I believe the first and the last are getting credit, and I assume that's fair. Even though Writers' Guild credit arbitration may feel like a gypsy seance to some, I've had friends who've done it (on The Sum of All Fears) and were handed a stack of scripts, some phone book sized, by a group of authors, and these guys read them all and voted with fairness and best intent on content. It made me realize how seriously we would all take the job if called up to do so, or might decide to get a PhD instead because it would be less work. Even so, so I trust the process).
4 Comments:
Phillip, your name IS on that movie now to us, so thanks for letting us know. Are you finding this to be the norm nowadays, multiple writers such as F4, where a lot of good writers are not able to get credit? Or just on the tentpole big multi layered cross dimensional behemoths like these comic book fantasy films? I am just curious if the Producers are too anxious to make a huge splash, so they are trying many versions now and instead of working with a writer, they are dismissing them.

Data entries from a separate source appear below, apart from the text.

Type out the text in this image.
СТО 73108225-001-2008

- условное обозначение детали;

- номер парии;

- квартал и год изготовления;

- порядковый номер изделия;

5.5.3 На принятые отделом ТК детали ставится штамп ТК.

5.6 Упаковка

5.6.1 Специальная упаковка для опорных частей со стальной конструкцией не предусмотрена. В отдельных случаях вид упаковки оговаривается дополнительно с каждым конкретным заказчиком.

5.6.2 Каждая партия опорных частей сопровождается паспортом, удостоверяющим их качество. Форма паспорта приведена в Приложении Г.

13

Howzcum you didn't do a similar posting for Jack Frost?
Yeharr
That's my even more exciting next uncredited story posting, as the director attached before he was fired on that project was Sam Raimi.
Moviequill, interestingly enough, the question is answered in the la times article from today (July 6) linked two posts up. In the end it comes from the producer/directors not knowing exactly knowing what you want, but when they see it, they know they don't want THAT. Also, as directors change, or production companies change, it is normal for them to have associations with writers they love, and carry the feeling that the project feels stale and needs to be reworked and brought back to life. As there's so much riding on it, such expense, and potential profit, they continue to throw it against the wall until someone finally says STOP, ENOUGH - or the studio gets convinced they have the successful draft. Unless a piece is fast tracked, and the writer nails it, which is unusual in only a few drafts with long form work (Bruce Joel Rubin wrote 14 drafts of ghost after he sold his pitch, but he was passionate and committed to the project as his director was to him), it is more normal to have a long history, a collection of directors, producers and a gaggle of writers.